Beispielhaft erwähnt sei nur "Logik für Juristen", "Recht und Gesetz", "Die Welt der Juristen", "Befangenheitsablehnung im Zivilprozess" oder die "Klage im Zivilprozess", die er meiner Frau, meiner Schwägerin und mir gewidmet hat.
Bereichert hat Egon Schneider auch Generationen von Lesern: Er hat Laien und Juristen immer wieder mit seinen klaren Gedanken in die Denkweise der Juristen und den Gegenstand der Jurisprudenz eingeführt, die verbreitete Scheinwissenschaftlichkeit der Jurisprudenz entlarvt und das "Vorverständnis" der Juristen deutlich gemacht, von dem sich kein Rechtsanwender befreien kann, dessen er sich aber – das hat Schneider klar gemacht – für eine nachvollziehbare Rechtsanwendung stets bewusst sein sollte. Zu Schneiders Vorverständnis und seiner Grundhaltung gehörten Selbstbestimmtheit und Unabhängigkeit im Denken und Handeln. Seine Darstellungen sind geprägt von einem unerbittlich klaren und knappen Stil ("Sätze müssen knallen wie Schüsse"). Friedrich Nietzsche hat ihm viel bedeutet. In einem der zahlreichen philosophischen Bücher, die er mir geschenkt hat ("Die fröhliche Wissenschaft"), hat er Nr. 173 angekreuzt:
Zitat
Tief sein und tief scheinen – wer sich tief weiß, bemüht sich um Klarheit; wer der Menge tief scheinen möchte, bemüht sich um Dunkelheit.
Mit seinem erfrischend klaren Stil hat er sich stets an diese Vorgabe gehalten. Es gab bei ihm kein vages Umschreiben des "Einerseits" und "Andererseits". Die aufgeplusterte Inhaltsleere zahlreicher, sich wissenschaftlich gebender juristisch verklausulierter Texte hat er oft gebrandmarkt.
Mit seinen Werken greift Schneider weit über die engere Dogmatik des Rechts hinaus. Er öffnet Bereiche, die gewöhnlich dem Juristen verschlossen bleiben, z.B. in der Aussage- und Beweiswürdigungslehre, der Psychologie, der Soziologie und der Philosophie.

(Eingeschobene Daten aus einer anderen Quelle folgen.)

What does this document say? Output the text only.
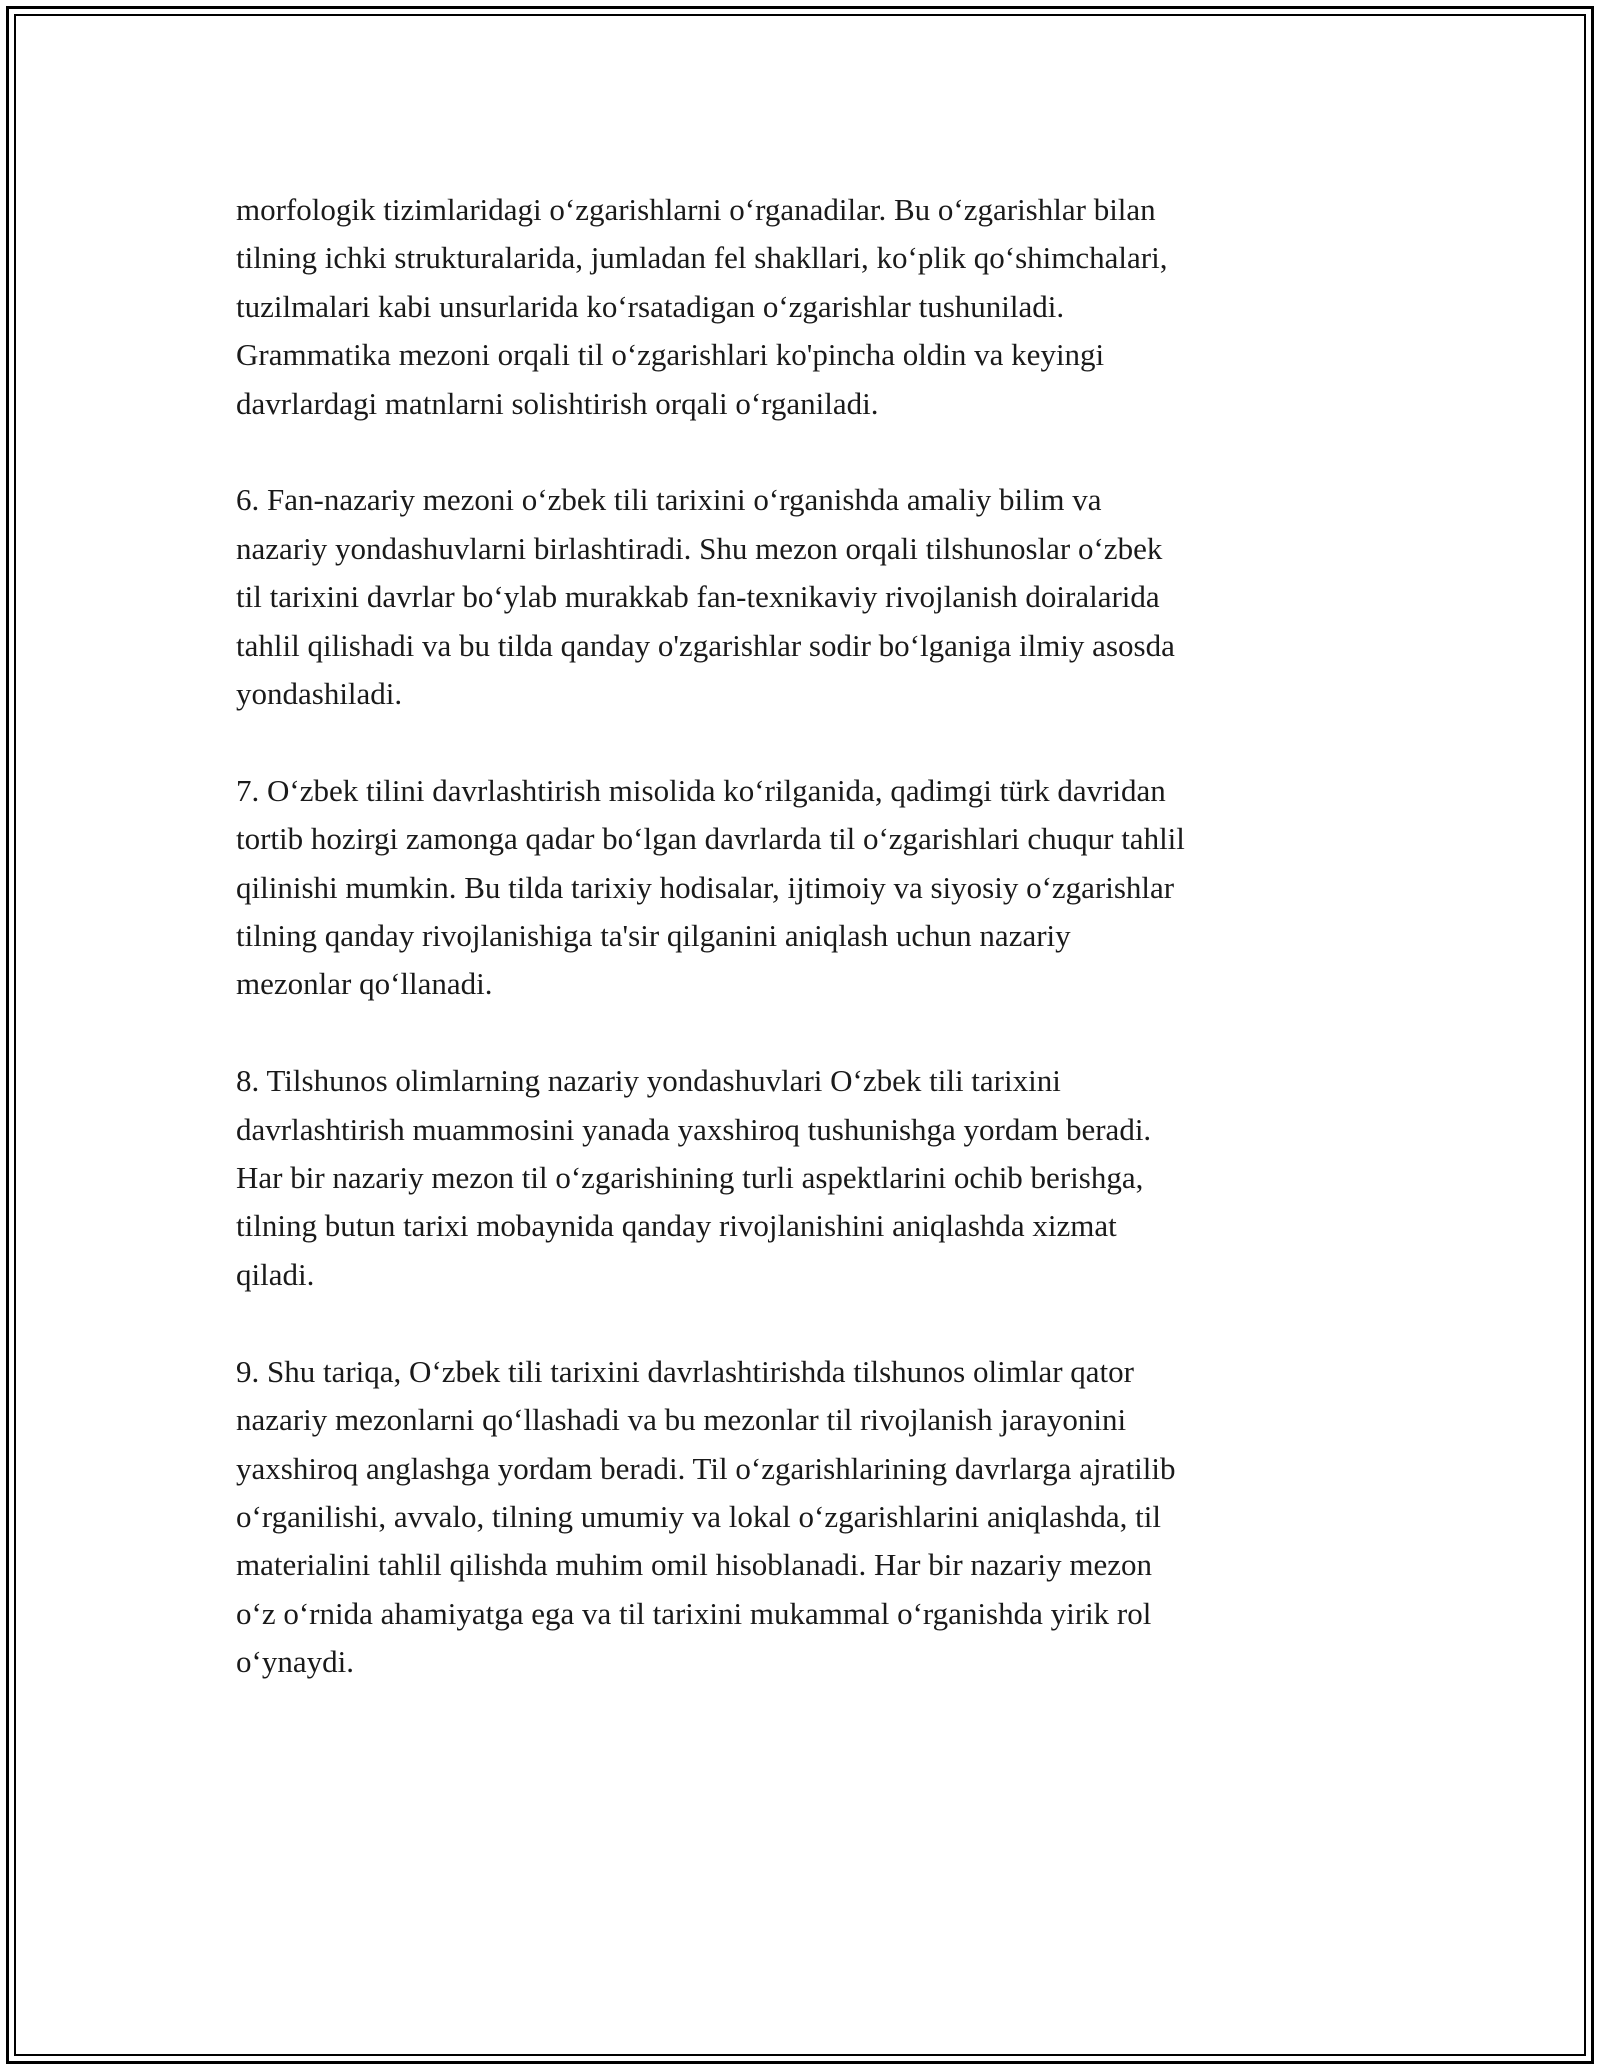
morfologik tizimlaridagi o‘zgarishlarni o‘rganadilar. Bu o‘zgarishlar bilan
tilning ichki strukturalarida, jumladan fel shakllari, ko‘plik qo‘shimchalari,
tuzilmalari kabi unsurlarida ko‘rsatadigan o‘zgarishlar tushuniladi.
Grammatika mezoni orqali til o‘zgarishlari ko'pincha oldin va keyingi
davrlardagi matnlarni solishtirish orqali o‘rganiladi.

6. Fan-nazariy mezoni o‘zbek tili tarixini o‘rganishda amaliy bilim va
nazariy yondashuvlarni birlashtiradi. Shu mezon orqali tilshunoslar o‘zbek
til tarixini davrlar bo‘ylab murakkab fan-texnikaviy rivojlanish doiralarida
tahlil qilishadi va bu tilda qanday o'zgarishlar sodir bo‘lganiga ilmiy asosda
yondashiladi.

7. O‘zbek tilini davrlashtirish misolida ko‘rilganida, qadimgi türk davridan
tortib hozirgi zamonga qadar bo‘lgan davrlarda til o‘zgarishlari chuqur tahlil
qilinishi mumkin. Bu tilda tarixiy hodisalar, ijtimoiy va siyosiy o‘zgarishlar
tilning qanday rivojlanishiga ta'sir qilganini aniqlash uchun nazariy
mezonlar qo‘llanadi.

8. Tilshunos olimlarning nazariy yondashuvlari O‘zbek tili tarixini
davrlashtirish muammosini yanada yaxshiroq tushunishga yordam beradi.
Har bir nazariy mezon til o‘zgarishining turli aspektlarini ochib berishga,
tilning butun tarixi mobaynida qanday rivojlanishini aniqlashda xizmat
qiladi.

9. Shu tariqa, O‘zbek tili tarixini davrlashtirishda tilshunos olimlar qator
nazariy mezonlarni qo‘llashadi va bu mezonlar til rivojlanish jarayonini
yaxshiroq anglashga yordam beradi. Til o‘zgarishlarining davrlarga ajratilib
o‘rganilishi, avvalo, tilning umumiy va lokal o‘zgarishlarini aniqlashda, til
materialini tahlil qilishda muhim omil hisoblanadi. Har bir nazariy mezon
o‘z o‘rnida ahamiyatga ega va til tarixini mukammal o‘rganishda yirik rol
o‘ynaydi.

Es kommt nicht von ungefähr, dass Egon Schneider, ohne dass er sich je darum bemüht hätte, seit Jahrzehnten eine Schar von inzwischen älter gewordenen Juristen nicht nur seine Schüler, sondern auch seine "Jünger" nennen kann. Wer mit ihm zu tun hatte, war und blieb tief beeindruckt von seinem klaren Denken, seinem Können und seiner liebenswürdigen Menschlichkeit.
Mich hat bereits im Studium Mitte der 60iger Jahre seine "Logik für Juristen" außerordentlich fasziniert. Eines Tages habe ich ihn einfach zu Hause in Much/Niederheimbach angerufen und gefragt, ob ich ihn kennenlernen dürfte. Er war sofort dazu bereit. Seitdem unterhielten wir engen Kontakt. Ich bin stolz darauf, dass er mir schon nach kurzen Begegnungen das "Du" anbot und erklärte, das habe er seit Jahrzehnten sonst niemals gemacht. Seitdem zählen meine Frau, meine Schwägerin und ich zu seinem engen Freundeskreis. ("Meine Freunde nennen mich Fiz, Fize meines Kalibers schreiben sich ohne ’t‘.").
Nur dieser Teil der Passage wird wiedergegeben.